14 July — 14 August 2021
14 July — 14 August 2021
Stars is a solo presentation of new work by Tāmaki Makaurau-based artist Meg Porteous. The narrative potential of images is explored via a suite of photographic works that include large-scale digital prints, colour darkroom prints, memorabilia and found images.
I was falling.
Through a cone of utter blackness I fell.
I fell another thousand years and, below, something began to sparkle.*
Unfolding throughout the rooms of the lower level of the gallery, Stars consists of clusters of images that constellate around themes of aspiration, self-identification, doubling, role-play, healing, science fiction and self-actualisation.

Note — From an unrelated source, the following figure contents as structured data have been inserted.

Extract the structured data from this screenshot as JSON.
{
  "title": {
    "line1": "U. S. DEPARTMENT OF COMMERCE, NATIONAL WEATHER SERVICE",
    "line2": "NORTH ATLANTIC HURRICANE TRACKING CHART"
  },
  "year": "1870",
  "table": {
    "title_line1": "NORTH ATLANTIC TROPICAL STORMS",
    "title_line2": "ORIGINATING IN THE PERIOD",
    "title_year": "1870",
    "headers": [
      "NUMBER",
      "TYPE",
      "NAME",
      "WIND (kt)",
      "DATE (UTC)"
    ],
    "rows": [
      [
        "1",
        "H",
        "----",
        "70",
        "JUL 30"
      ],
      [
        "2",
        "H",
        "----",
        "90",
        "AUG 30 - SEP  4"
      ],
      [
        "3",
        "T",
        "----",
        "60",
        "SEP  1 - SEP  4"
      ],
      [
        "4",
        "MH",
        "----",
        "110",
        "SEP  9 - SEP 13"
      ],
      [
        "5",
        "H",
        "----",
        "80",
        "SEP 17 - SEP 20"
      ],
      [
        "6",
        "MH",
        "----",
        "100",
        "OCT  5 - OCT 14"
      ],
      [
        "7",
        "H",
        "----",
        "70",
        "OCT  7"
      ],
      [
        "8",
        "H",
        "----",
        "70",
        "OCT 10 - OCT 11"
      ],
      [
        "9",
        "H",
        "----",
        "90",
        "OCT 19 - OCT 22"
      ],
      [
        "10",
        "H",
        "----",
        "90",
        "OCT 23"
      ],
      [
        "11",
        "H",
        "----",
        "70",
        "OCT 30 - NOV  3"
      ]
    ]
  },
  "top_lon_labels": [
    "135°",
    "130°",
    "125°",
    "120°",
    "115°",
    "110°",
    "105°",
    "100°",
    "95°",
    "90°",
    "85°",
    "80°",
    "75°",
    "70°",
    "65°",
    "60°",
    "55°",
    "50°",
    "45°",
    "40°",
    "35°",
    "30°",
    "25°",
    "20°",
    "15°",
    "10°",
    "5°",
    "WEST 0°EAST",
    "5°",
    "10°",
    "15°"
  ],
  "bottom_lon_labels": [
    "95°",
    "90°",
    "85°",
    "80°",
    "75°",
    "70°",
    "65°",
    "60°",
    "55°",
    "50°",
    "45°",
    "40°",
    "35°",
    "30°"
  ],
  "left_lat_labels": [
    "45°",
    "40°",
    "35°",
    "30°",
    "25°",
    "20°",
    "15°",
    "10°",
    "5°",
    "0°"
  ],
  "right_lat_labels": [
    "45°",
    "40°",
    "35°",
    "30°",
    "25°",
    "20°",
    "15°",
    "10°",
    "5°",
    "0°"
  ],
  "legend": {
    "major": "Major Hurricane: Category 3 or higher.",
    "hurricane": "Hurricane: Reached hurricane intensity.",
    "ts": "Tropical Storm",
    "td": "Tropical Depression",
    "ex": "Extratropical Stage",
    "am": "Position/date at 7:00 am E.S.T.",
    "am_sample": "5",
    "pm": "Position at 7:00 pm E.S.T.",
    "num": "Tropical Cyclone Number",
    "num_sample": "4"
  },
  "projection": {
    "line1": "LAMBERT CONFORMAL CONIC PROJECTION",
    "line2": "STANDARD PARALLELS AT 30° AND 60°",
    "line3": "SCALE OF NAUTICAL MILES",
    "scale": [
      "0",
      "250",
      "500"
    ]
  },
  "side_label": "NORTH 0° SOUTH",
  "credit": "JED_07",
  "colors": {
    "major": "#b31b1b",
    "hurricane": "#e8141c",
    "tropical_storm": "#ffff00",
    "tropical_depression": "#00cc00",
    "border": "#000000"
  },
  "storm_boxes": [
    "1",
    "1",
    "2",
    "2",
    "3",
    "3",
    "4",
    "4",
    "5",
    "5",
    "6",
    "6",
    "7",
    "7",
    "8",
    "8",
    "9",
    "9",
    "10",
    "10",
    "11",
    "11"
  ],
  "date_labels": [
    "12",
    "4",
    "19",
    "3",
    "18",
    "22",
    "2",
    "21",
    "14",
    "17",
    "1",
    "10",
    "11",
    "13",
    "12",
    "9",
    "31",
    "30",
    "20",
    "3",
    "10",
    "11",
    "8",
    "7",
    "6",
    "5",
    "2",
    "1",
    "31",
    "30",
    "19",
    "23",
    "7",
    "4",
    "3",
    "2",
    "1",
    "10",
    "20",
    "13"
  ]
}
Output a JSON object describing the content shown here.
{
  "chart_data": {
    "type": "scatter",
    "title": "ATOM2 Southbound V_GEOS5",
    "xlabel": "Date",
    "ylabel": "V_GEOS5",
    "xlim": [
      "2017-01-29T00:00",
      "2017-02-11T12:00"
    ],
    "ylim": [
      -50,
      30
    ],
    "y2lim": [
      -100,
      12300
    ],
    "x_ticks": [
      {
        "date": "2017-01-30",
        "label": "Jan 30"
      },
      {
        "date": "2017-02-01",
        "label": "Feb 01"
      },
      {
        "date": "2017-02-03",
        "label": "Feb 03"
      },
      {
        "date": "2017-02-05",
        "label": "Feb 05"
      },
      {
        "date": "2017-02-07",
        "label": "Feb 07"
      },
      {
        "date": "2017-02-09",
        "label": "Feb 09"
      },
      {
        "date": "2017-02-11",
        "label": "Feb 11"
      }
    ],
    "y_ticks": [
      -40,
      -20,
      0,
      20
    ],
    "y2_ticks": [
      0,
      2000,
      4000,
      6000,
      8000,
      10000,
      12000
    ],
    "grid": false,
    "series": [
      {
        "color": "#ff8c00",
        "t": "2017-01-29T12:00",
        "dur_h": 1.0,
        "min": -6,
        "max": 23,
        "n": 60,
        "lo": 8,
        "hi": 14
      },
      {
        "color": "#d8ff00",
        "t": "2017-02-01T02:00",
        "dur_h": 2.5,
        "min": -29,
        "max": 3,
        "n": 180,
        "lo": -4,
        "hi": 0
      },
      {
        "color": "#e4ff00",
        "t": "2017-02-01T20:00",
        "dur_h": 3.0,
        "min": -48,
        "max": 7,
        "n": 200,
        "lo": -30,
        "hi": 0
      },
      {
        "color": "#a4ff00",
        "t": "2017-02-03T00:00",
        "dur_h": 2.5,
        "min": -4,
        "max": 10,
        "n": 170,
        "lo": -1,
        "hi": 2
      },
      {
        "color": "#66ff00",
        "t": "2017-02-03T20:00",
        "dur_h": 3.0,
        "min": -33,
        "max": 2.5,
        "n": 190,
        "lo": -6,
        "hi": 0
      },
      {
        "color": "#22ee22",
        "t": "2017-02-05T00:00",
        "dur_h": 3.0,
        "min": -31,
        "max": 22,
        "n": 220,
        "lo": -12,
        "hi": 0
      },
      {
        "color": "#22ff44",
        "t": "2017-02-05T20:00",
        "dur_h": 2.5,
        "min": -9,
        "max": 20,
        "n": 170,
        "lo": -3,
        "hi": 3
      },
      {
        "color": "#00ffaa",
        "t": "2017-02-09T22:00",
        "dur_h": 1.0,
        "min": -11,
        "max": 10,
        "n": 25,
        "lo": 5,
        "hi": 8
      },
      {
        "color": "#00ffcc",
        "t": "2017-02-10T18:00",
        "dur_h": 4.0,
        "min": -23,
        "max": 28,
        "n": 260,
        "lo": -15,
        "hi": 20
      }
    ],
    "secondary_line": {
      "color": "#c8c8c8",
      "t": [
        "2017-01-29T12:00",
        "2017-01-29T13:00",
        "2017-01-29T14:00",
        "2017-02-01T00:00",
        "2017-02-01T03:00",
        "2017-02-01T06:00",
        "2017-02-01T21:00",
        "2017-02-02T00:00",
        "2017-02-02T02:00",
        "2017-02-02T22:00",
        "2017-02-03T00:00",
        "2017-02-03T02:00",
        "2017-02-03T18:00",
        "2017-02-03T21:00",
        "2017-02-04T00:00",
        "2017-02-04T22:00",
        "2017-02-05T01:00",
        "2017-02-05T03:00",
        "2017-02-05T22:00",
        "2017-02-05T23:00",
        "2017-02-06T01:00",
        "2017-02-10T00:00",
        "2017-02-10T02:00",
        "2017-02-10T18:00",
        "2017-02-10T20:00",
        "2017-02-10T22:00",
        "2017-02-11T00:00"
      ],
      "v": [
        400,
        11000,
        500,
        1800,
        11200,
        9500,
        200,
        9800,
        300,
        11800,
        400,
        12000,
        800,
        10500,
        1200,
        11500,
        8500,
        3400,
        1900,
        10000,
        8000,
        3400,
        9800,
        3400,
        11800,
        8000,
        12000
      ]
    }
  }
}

Crown-first, a model wearing the artist’s clothes becomes a doppelganger who seems to be stared at by a child actress from her autographed image. Porteous’ ancestress is re-imagined through stock imagery, twice. Medical equipment and flotation tanks de-virtualise science-fiction imaginings. Boyant, saline solution is transfigured to become lake water through which the artist swims and peers through at her beholders. Bathing in the golden light of magic hour, things ascend as an astronaut gazes down at the blue marble of planet earth beneath her. A hand is in front of the scrubbing through of footage of en- gulfing, planetary-sized grief and the underside of a Japanese import resembles the roof of a mysterious cavern. In the midst of an elaborate shoot the artist stands by a smoke-machine, wet hair clinging to her pale upper back. Through a trick of composition a domestic dryer resembles space-craft and a figure searches, lost in the aisles of a pharmacy warehouse.
Within Stars a kind of auto-biography is gently constructed with the aid of various forms of image-making. Choice of medium, camera angle, selection, cropping, framing and the imaging of images are all mobil- ised by Porteous to try out different facets and possibilties of self. Yet she also muddies authorship by collaborating with friends and family to obtain the exact photographs she is after. There is no doubt that what is presented is a self that contains multitudes, the latest version, one of many, a composite made up of little snatches of film history, music video production, streamed video-content, stock images, family photography, Korean beauty products, private imaginings and fantasies.
*Witi Ihimaera, The Dream Swimmer (Auckland: Penguin, 1997), 367.